- Location: Queensland
- Coordinates: 12°24′16″S 143°29′21″E﻿ / ﻿12.40444°S 143.48917°E
- Area: 1.176 ha (2.91 acres)
- Established: 1989
- Governing body: Queensland Parks and Wildlife Service
- Website: Official website

= Mitirinchi Island National Park =

National park in Queensland, Australia

Mitirinchi Island National Park is a national park that includes all of Quoin Island in the Shire of Cook, Queensland, Australia. It is within the Great Barrier Reef Marine Park. It is 1,942 kmnorthwest of Brisbane. It is approximately 20 km east of Weymouth Bay and 50 km north of Lockhart River.
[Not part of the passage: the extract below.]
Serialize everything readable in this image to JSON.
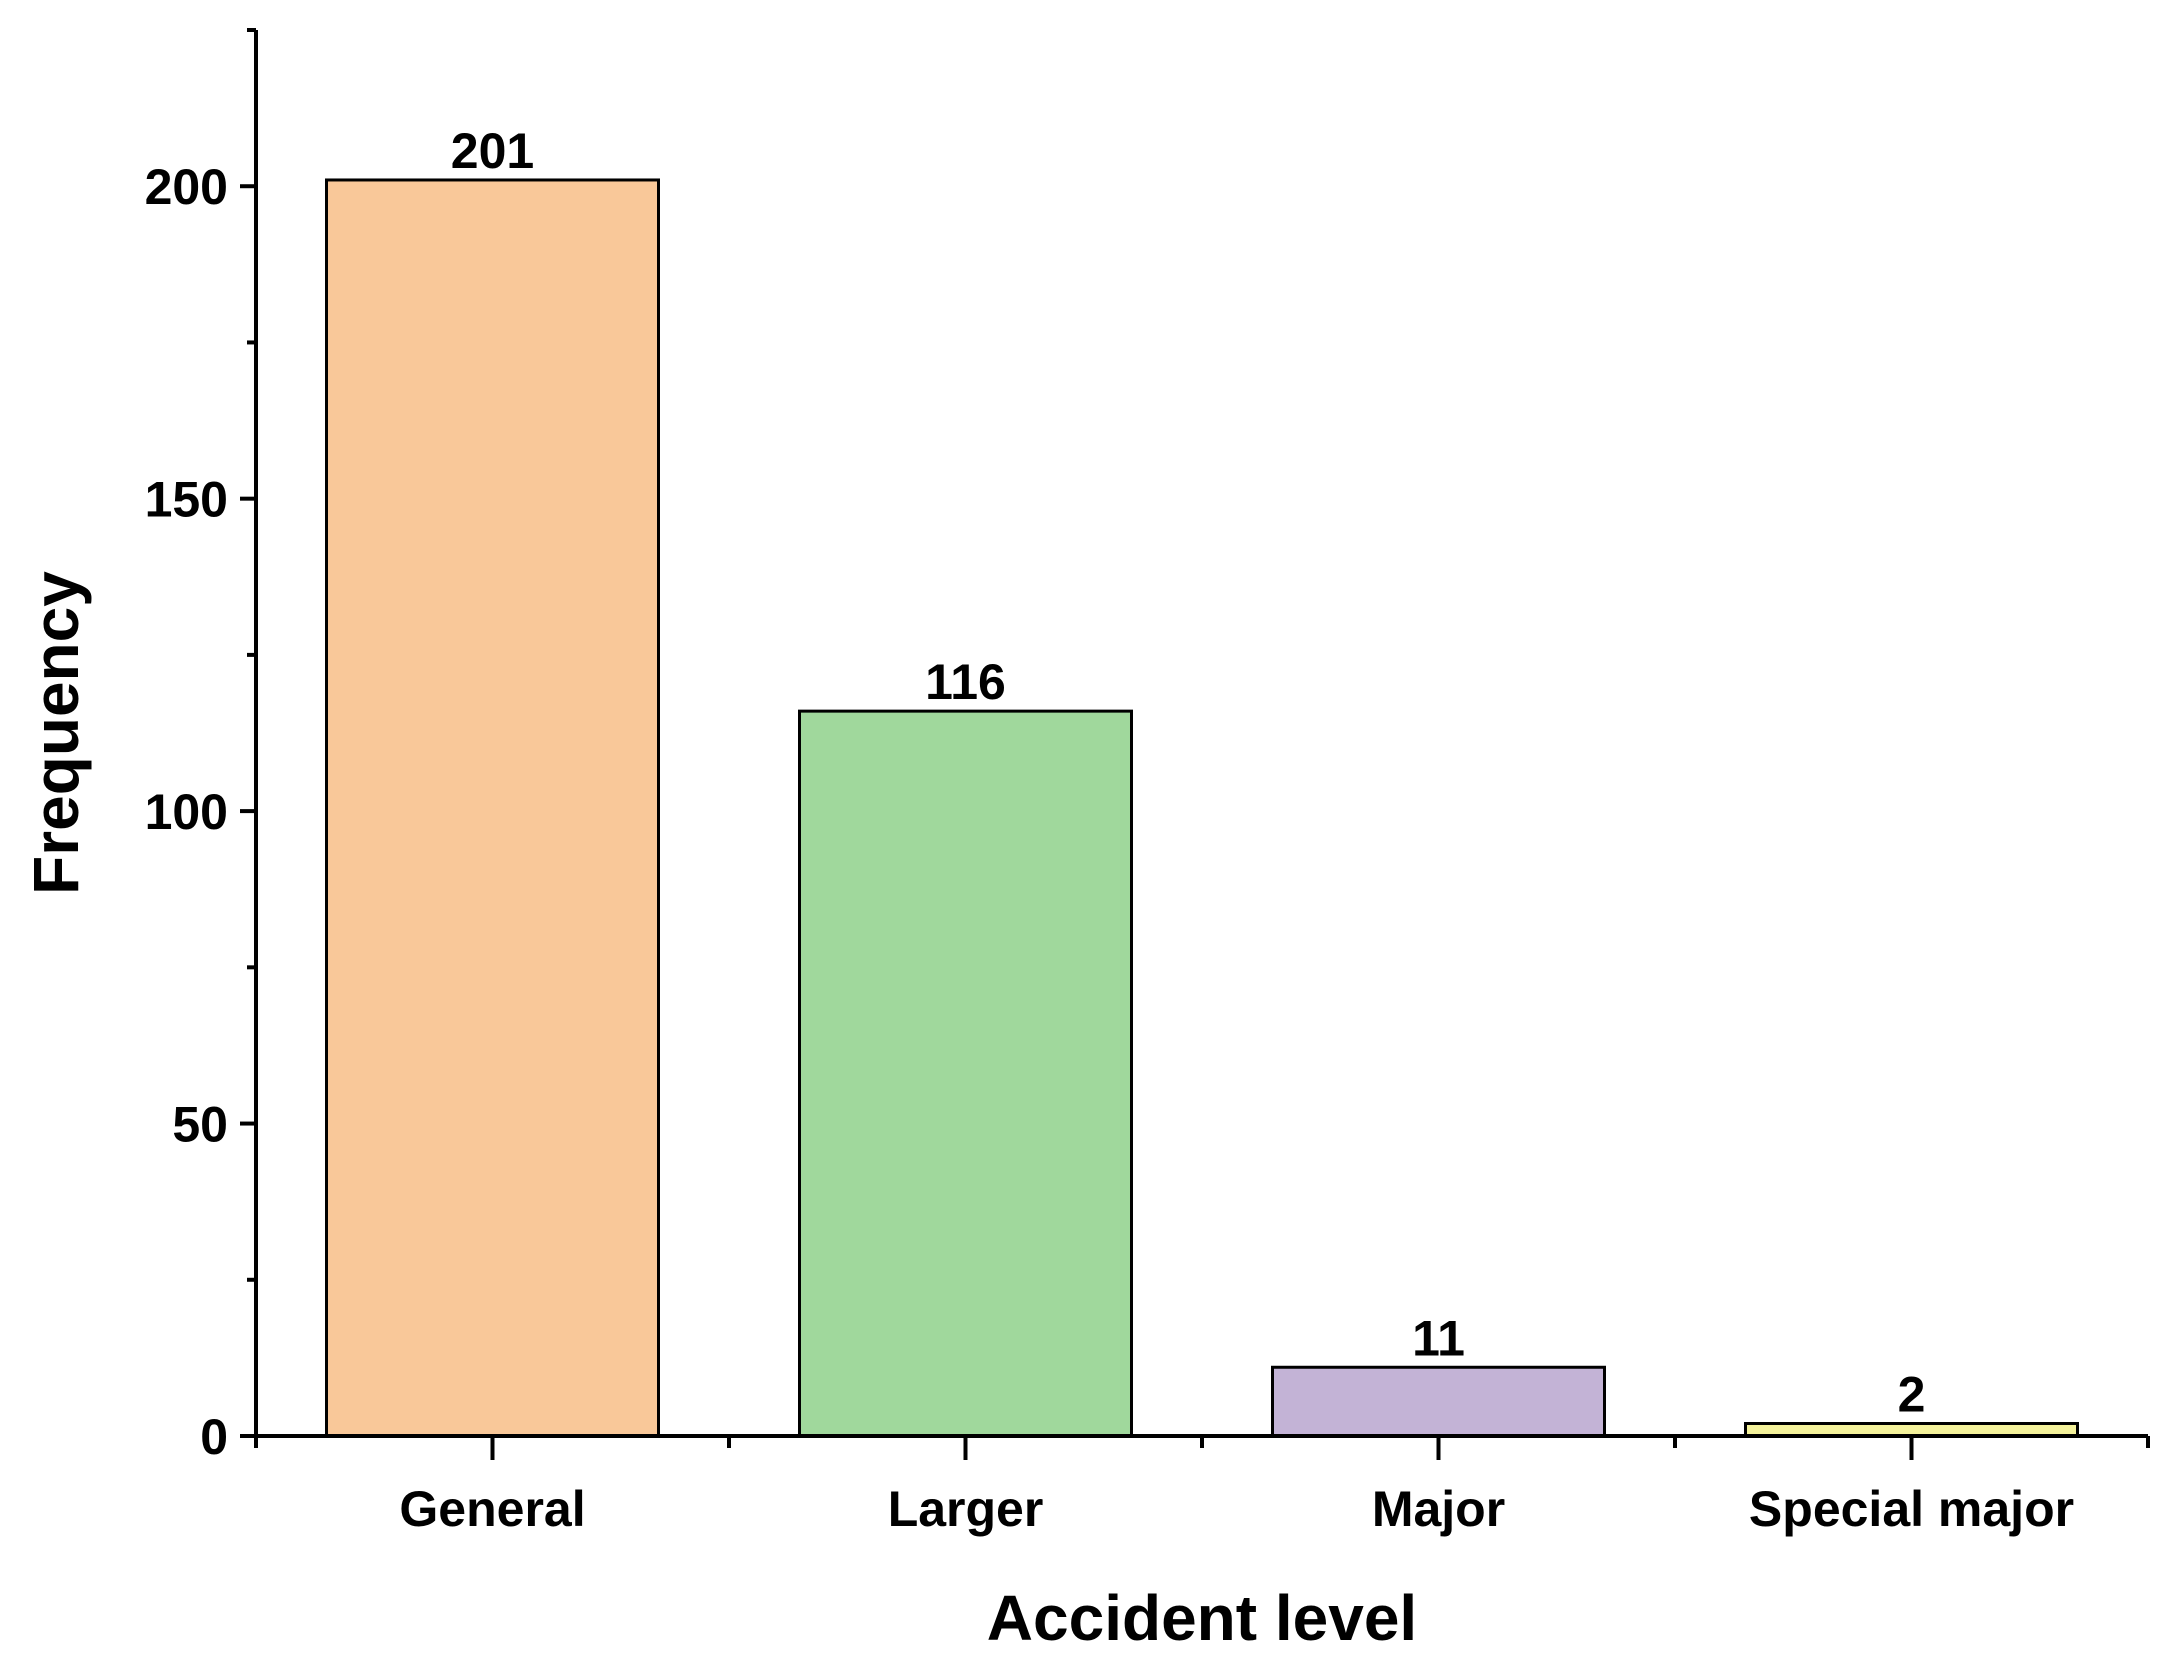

The island is part of the traditional lands of the Kuuku Ya’u people.

== History ==
Quoin Island National Park was gazetted in 1994. In 2011, it was renamed Mitirinchi Island National Park, although the island itself remains officially named as Quoin Island. The name Quoin is believed to refer to the shape of the island which resembles a quoin of mire (a wedge used in naval cannons).

== Access ==
The national park is closed to visitors due to its status as a significant seabird breeding site. It is one of only three recorded breeding sites in the northern Great Barrier Reef for great frigatebirds, and is also home to a large breeding colony of black noddies.